The news of Bank of Uganda taking over management and closing down of Crane Bank Limited trekked into public spaces timidly in the third quarter of 2016. Ruparelia Group, the proprietor and highest shareholder of Crane Bank, issued public denials describing such talk as false and a rumour.
Bank of Uganda, the regulator of the banking industry also offered support to Ruparelia Group when the then governor of the central bank Emmanuel Tumusime-Mutebile (now deceased) issued a press statement saying Crane Bank was safe.
"It has been brought to our attention that messages have been circulating on WhatsApp instructing depositors to withdraw their money from Crane Bank within the next week. We wish to categorically state that these messages were not issued by Bank of Uganda,” Mutebile said.
The rumour persisted and indeed, on 20th October 2016, the Bank of Uganda took over the management of Crane Bank, the commercial bank which had been started in 1994 by businessman Sudhir Ruparelia, the chairman of Ruparelia Group, for being significantly under-capitalised.
In the statement signed by governor Mutebile, the Bank of Uganda said Crane bank posed a systemic risk to the stability of the financial system and the continuation of the bank’s activities was detrimental to the interests of its depositors.
Mutebile then appointed a statutory manager, Edward Katimbo Mugwanya, to run the bank and suspended the board of directors of the bank. He was quick to assure depositors that their money was safe as the bank would continue to operate under the Mugwanya management.

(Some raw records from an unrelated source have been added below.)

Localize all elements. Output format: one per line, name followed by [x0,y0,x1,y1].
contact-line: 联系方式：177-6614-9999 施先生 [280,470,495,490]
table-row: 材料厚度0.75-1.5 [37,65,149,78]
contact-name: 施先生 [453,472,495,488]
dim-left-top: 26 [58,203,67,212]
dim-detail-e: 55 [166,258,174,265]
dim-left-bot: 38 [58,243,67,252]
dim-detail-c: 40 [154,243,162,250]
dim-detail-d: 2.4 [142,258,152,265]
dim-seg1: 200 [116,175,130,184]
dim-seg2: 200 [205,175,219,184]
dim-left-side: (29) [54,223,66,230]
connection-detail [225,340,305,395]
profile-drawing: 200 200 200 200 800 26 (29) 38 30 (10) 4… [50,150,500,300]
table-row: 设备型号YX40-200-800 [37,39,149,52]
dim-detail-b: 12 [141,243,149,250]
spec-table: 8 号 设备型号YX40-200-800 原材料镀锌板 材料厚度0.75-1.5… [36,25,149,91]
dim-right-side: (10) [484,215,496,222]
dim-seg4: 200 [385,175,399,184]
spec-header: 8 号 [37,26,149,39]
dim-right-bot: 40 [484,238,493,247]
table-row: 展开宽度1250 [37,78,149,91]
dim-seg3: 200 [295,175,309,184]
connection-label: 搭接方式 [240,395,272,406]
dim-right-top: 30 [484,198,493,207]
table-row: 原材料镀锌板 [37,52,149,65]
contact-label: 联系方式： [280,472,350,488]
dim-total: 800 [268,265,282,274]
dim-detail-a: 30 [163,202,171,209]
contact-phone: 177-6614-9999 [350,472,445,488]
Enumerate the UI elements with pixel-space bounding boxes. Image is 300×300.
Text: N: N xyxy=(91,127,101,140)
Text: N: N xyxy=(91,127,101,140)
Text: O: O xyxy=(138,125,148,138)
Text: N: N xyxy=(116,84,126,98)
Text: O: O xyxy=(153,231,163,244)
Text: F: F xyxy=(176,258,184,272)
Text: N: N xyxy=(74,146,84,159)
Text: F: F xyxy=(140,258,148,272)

That a week ago before the takeover of the Crane Bank, the central bank was denying that Crane Bank was vulnerable perturbed the public. Just about a year before, Crane Bank had been voted the best bank in Uganda by the UK based Financial Times Publishers and organizers of the Banker’s Magazine, an accolade they had previously won numerous times.
The takeover of Crane Bank by the Bank of Uganda sparked off bad blood between the two institutions that led to a historical court battle that only arrived at its end five years later, in 2022 with the central bank on the losing side at the Supreme Court directed that it pays costs and reverts Crane Bank to its shareholders.
So many things happened in the five years including a parliamentary inquiry by the Parliamentary committee on Commissions, Statutory Authorities and State Enterprises (COSASE) that investigated the closure of seven banks by the Bank of Uganda.
Under the chairpersonship of Abdul Katuntu (MP Bugweri County), COSASE filed a report that faulted the central bank for not falling the laws, corruption, intrigue and other misdemeanours when causing the closure of not only Crane Bank but also other six banks.
The other banks included Teefe Trust Bank LImited, International Credit Bank Limited, Co-operative Bank Limited, Greenland Bank Limited, National Bank of Commerce and Global Trust Bank (U) Limited. The Auditor General Report on which the COSASE investigation was based highlighted broad corruption, misappropriation of funds by the Bank of Uganda and illegal closure of commercial banks.
But before the COSASE inquiry, the takeover of Crane Bank by Bank of Uganda had been marred by irregularities including the fraudulent manner in which the central bank sold Crane Bank assets to dfcu Bank via a phone call instead of the standard and statutory open bidding.
At the helm of causing the closure of Crane Bank, National Bank of Commerce and Global Trust Bank (U) Limited was Dr Luis Kasekende, the then deputy governor and Justine Bagyende the executive director supervision. In various reports, these were held accountable personally.
And as the Crane Bank – Bank of Uganda comes to an end, the central bank as the regulator of the financial sector is left with an egged face with a lot of work to do to bring its house in order and gain not only public trust but also from the financial institutions it regulates.